Apologies for the terrible shell script, it was the most expedient thing I could come up with.
That test case as written needs the GNU toolchain because LLD will complain about the R_RISCV_ALIGN relaxation relocation, and using -mno-relax breaks the test.

MaskRay added a comment.EditedMar 15 2021, 3:54 PM

This broke debug info for RISC-V. Test case with broken symbolization:

$ cat test.c
void _start() {}
$ clang --target=riscv64 --gcc-toolchain=<path> -nostdlib -g test.c
$ addr=$((0x`readelf -Ws a.out | grep " _start" | awk '{print $2}'` + 4))
$ hexaddr=`printf '%x\n' $addr`

(llvm-symbolizer works with a decimal address. So $hexaddr is not needed. However, addr2line parses the value in hexadecimal even if there is no 0x prefix.)

$ r=llvm-addr2line -f -e a.out $hexaddr | head -n 1
[ -z "$r" ] && echo "bad" || echo "good"

Apologies for the terrible shell script, it was the most expedient thing I could come up with.
That test case as written needs the GNU toolchain because LLD will complain about the `R_RISCV_ALIGN` relaxation relocation, and using `-mno-relax` breaks the test.

It can be argued that addr2line has the same problem.

With -g or -fasynchronous-unwind-tables, .debug_frame/.eh_frame has a label below _start. Its address is _start + 2 and its name is empty.
Neither addr2line nor llvm-symbolizer skips such a symbol with empty name.
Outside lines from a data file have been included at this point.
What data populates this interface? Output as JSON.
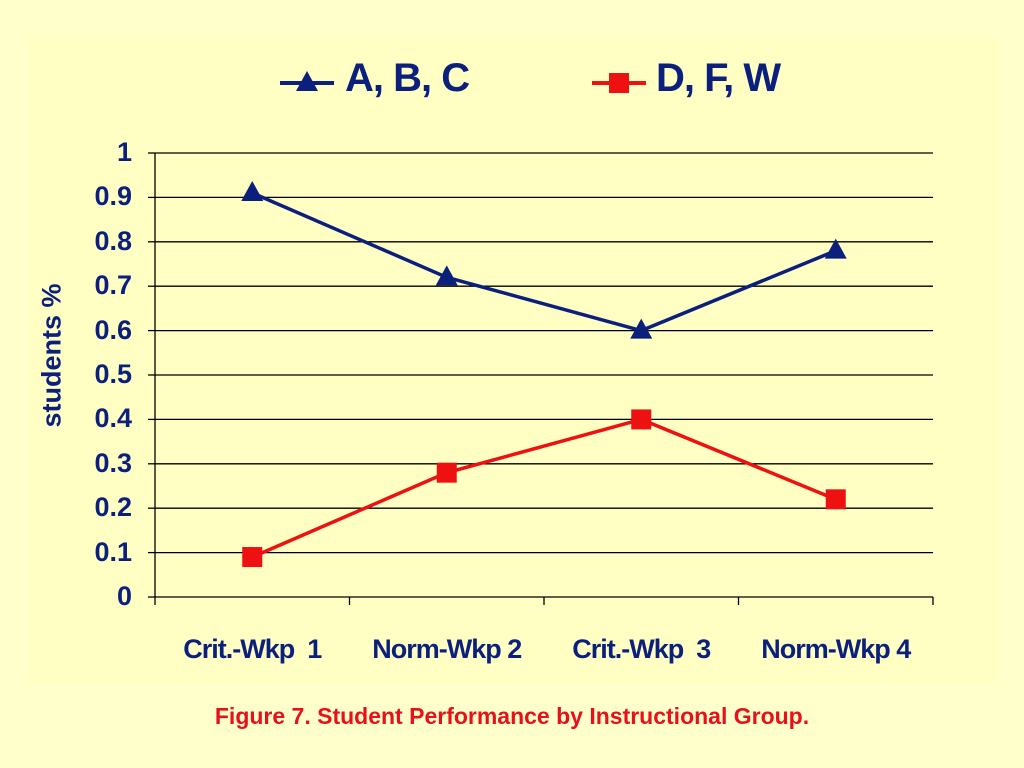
{
  "chart_data": {
    "type": "line",
    "categories": [
      "Crit.-Wkp  1",
      "Norm-Wkp 2",
      "Crit.-Wkp  3",
      "Norm-Wkp 4"
    ],
    "series": [
      {
        "name": "A, B, C",
        "values": [
          0.91,
          0.72,
          0.6,
          0.78
        ],
        "color": "#0B1F7C",
        "marker": "triangle"
      },
      {
        "name": "D, F, W",
        "values": [
          0.09,
          0.28,
          0.4,
          0.22
        ],
        "color": "#EE1111",
        "marker": "square"
      }
    ],
    "ylabel": "students %",
    "xlabel": "",
    "ylim": [
      0,
      1
    ],
    "yticks": [
      "0",
      "0.1",
      "0.2",
      "0.3",
      "0.4",
      "0.5",
      "0.6",
      "0.7",
      "0.8",
      "0.9",
      "1"
    ],
    "grid": true,
    "legend_position": "top"
  },
  "caption": "Figure 7. Student Performance by Instructional Group."
}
% ~/Dev/binutils-gdb/out/riscv64/binutils/addr2line -fe a.out 0x100e8        
_start
??:?
% ~/Dev/binutils-gdb/out/riscv64/binutils/addr2line -fe a.out 0x100ea
??
test.c:?

In ARM, such symbols have names ($a $t $d and they are modeled as SF_FormatSpecific.
In binutils, such symbols are not printed by nm.
I will file a feature request about empty symbols on binutils and probably make such symbols SF_FormatSpecific.

With -g or -fasynchronous-unwind-tables, .debug_frame/.eh_frame has a label below _start. Its address is _start + 2 and its name is empty.
Neither addr2line nor llvm-symbolizer skips such a symbol with empty name.
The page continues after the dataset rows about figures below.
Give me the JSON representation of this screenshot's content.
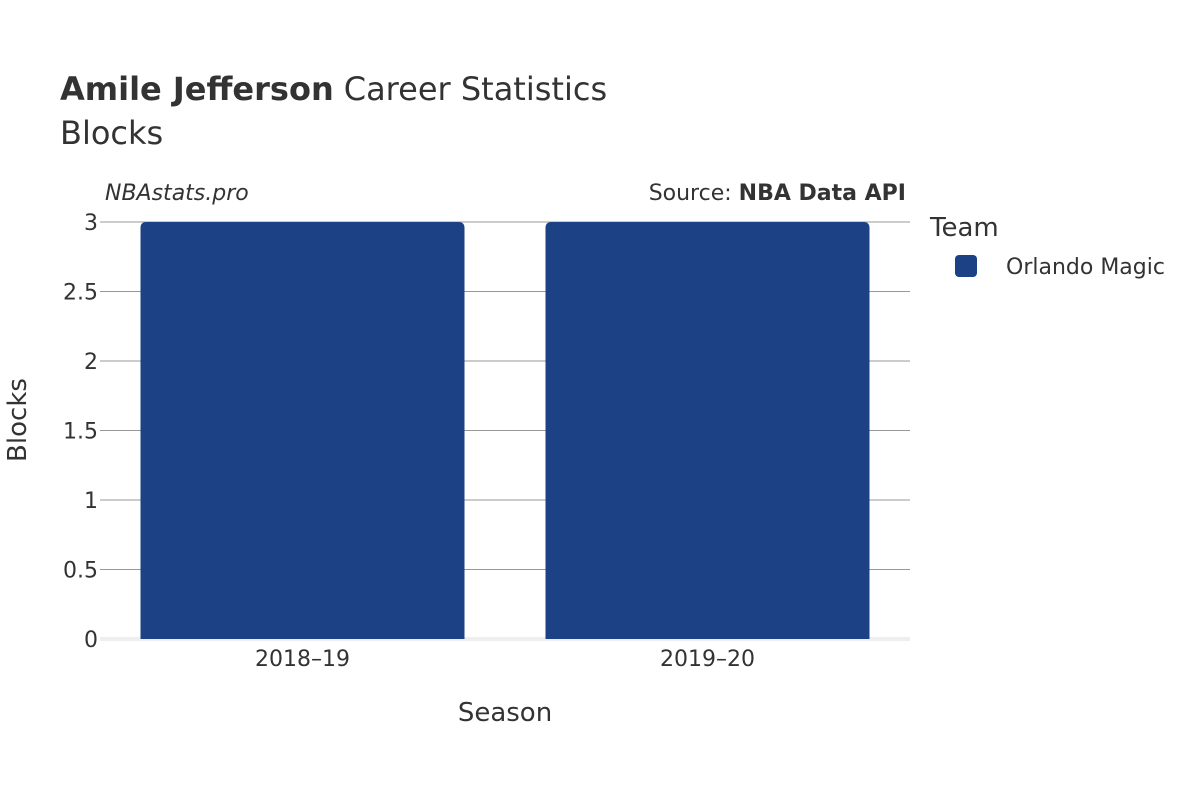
{
  "chart_data": {
    "type": "bar",
    "title_player": "Amile Jefferson",
    "title_suffix": "Career Statistics",
    "subtitle": "Blocks",
    "watermark": "NBAstats.pro",
    "source_prefix": "Source: ",
    "source_name": "NBA Data API",
    "xlabel": "Season",
    "ylabel": "Blocks",
    "categories": [
      "2018–19",
      "2019–20"
    ],
    "series": [
      {
        "name": "Orlando Magic",
        "values": [
          3,
          3
        ],
        "color": "#1d4185"
      }
    ],
    "ylim": [
      0,
      3
    ],
    "yticks": [
      0,
      0.5,
      1,
      1.5,
      2,
      2.5,
      3
    ],
    "ytick_labels": [
      "0",
      "0.5",
      "1",
      "1.5",
      "2",
      "2.5",
      "3"
    ],
    "legend_title": "Team",
    "legend_position": "right",
    "grid": true
  }
}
But D98669 doesn't fix my original test case...?

With -g or -fasynchronous-unwind-tables, .debug_frame/.eh_frame has a label below _start. Its address is _start + 2 and its name is empty.
Neither addr2line nor llvm-symbolizer skips such a symbol with empty name.
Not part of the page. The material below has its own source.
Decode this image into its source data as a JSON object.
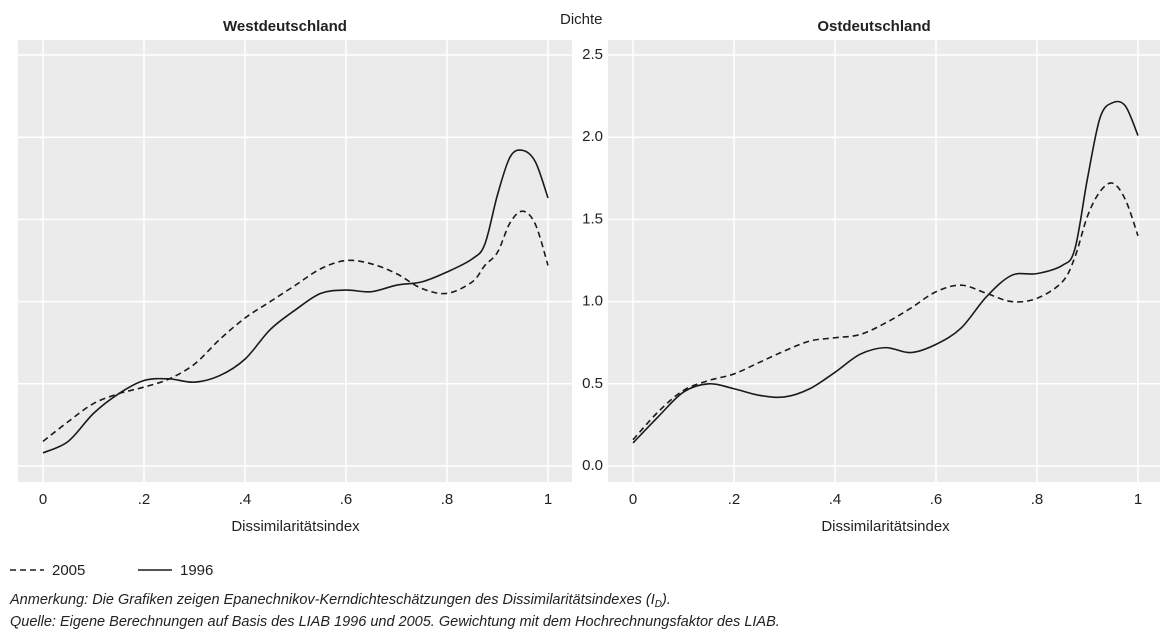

But D98669 doesn't fix my original test case...?

Could you recheck? (I am quite certain it fixes your case)

addr2line PR: https://sourceware.org/bugzilla/show_bug.cgi?id=27585

Without that patch (my fllvm-symbolizer is an alias)

% fllvm-symbolizer -fe a.out $(nm a.out | awk '/ _start/{printf "%#x",strtonum("0x"$1)+4}')                                 

a.c:0:0

With that patch

% fllvm-symbolizer -fe a.out $(nm a.out | awk '/ _start/{printf "%#x",strtonum("0x"$1)+4}')
_start
??:0:0

Could you recheck? (I am quite certain it fixes your case)

My apologies, I must have messed up something. It does fix it. Thanks for the quick turn-around!